Jaiswal had another stinker, putting his own World Cup place in jeopardy

Yashasvi Jaiswal couldn’t have timed it any worse. 

Over the last year, Jaiswal has emerged as India’s prime option for being an all-format gun. Not only did he show his aggressive version in the T20Is (average of 33.46 and SR 161.93), he also put on a masterful display against England in the five-match Test series. 

It was a showing that opened a different side of Jaiswal’s world, averaging a staggering 89 against England’s Bazball. It seemed like he couldn’t do anything wrong before the world crashed. 

On March 24 (Wednesday), Jaiswal continued from where he left last season, with 24 off just 12 balls. Everything was normal in the pink city, but then the 22-year-old’s form started nosediving, with scores of 5 (DC), 10 (MI) and a duck (RCB). 

With just 39 runs from four games, Jaiswal’s form was the talk of the town. 

You could ignore these numbers if it were anyone but Jaiswal. He averaged under ten (9.75) and also astonishingly only struck at 144.4, with just 1.75 boundaries every game.

"Jaiswal has had a brilliant year or two not just for RR but also in international cricket, two bad innings do not make anyone a bad player, we know his quality and we just want him to bat long,” Kumar Sangakkara further backed the opener. 

When he walked out to bat on April 10 (Wednesday) against Gujarat Titans, the focus was on him after his opening partner Jos Buttler had found his hands with a century against Royal Challengers Bengaluru (RCB). 

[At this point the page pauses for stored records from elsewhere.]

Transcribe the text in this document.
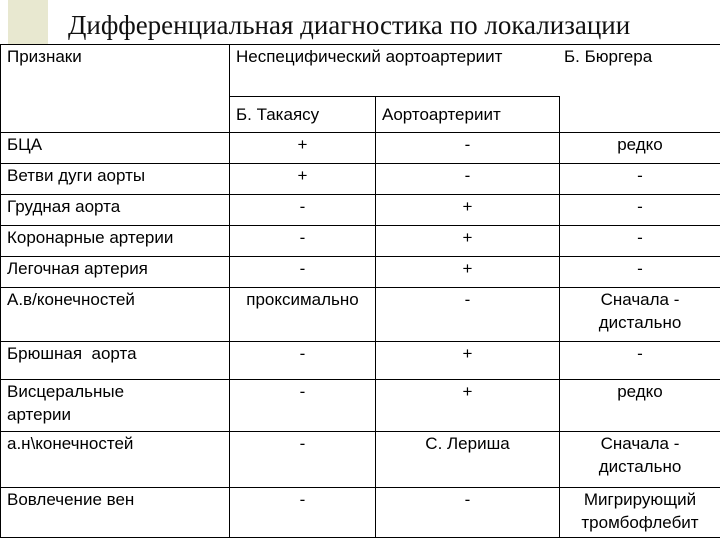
Дифференциальная диагностика по локализации
Признаки	Неспецифический аортоартериит		Б. Бюргера
	Б. Такаясу	Аортоартериит	
БЦА	+	-	редко
Ветви дуги аорты	+	-	-
Грудная аорта	-	+	-
Коронарные артерии	-	+	-
Легочная артерия	-	+	-
А.в/конечностей	проксимально	-	Сначала - дистально
Брюшная  аорта	-	+	-
Висцеральные артерии	-	+	редко
а.н\конечностей	-	С. Лериша	Сначала - дистально
Вовлечение вен	-	-	Мигрирующий тромбофлебит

He couldn’t have asked for a better match-up, given that he was about to face Umesh Yadav, a man who struck zero times in the powerplay last year. Even this season, he only had three wickets against his name. Jaiswal was set up to score big if you put all of this together. 

Jaiswal started circumspectly, and it felt like the more he batted, the more he was putting himself in a position of ascendancy, ready to take on the bowlers. His first-scoring shot, a four, had a cracking sound, and that could have been the ideal spark en route to finding his touch. 

But 14 deliveries later, his innings fell flat on its face, scoring just 24 off 19 balls. The worrying part is that Jaiswal might have a (short) problem, with four of his dismissals off the length or back of a length area.

In particular, it is the back of a length area that has been proven to be Jaiswal’s kryptonite this season. Whenever the ball has been in that particular spot, the southpaw has only averaged 5.7 and has been dismissed three times, scoring 17 off 14.

Since his IPL debut, Jaiswal has had it tough against left-arm pacers, with nine of his dismissals against the bowling type, against whom he averages 26.6 but at least struck at 163.7, taking on the bowlers. Anything that was back of a length or short he punished them with disdain, scoring at 208.3 (back of a length) and 288.8 against anything short. 

But this year, all of that worked in his favour, has gone terribly wrong. 

It was yet again the case when Umesh Yadav dismissed him, extending the dismissals to three in that region. 

The last thing Jaiswal would have hoped is for his poor form to come close with the T20 World Cup selection around the corner. 

To make things worse, Virat Kohli’s rapid start to the 2024 season could prove to be a bigger thorn in Jaiswal’s rosy start to his career.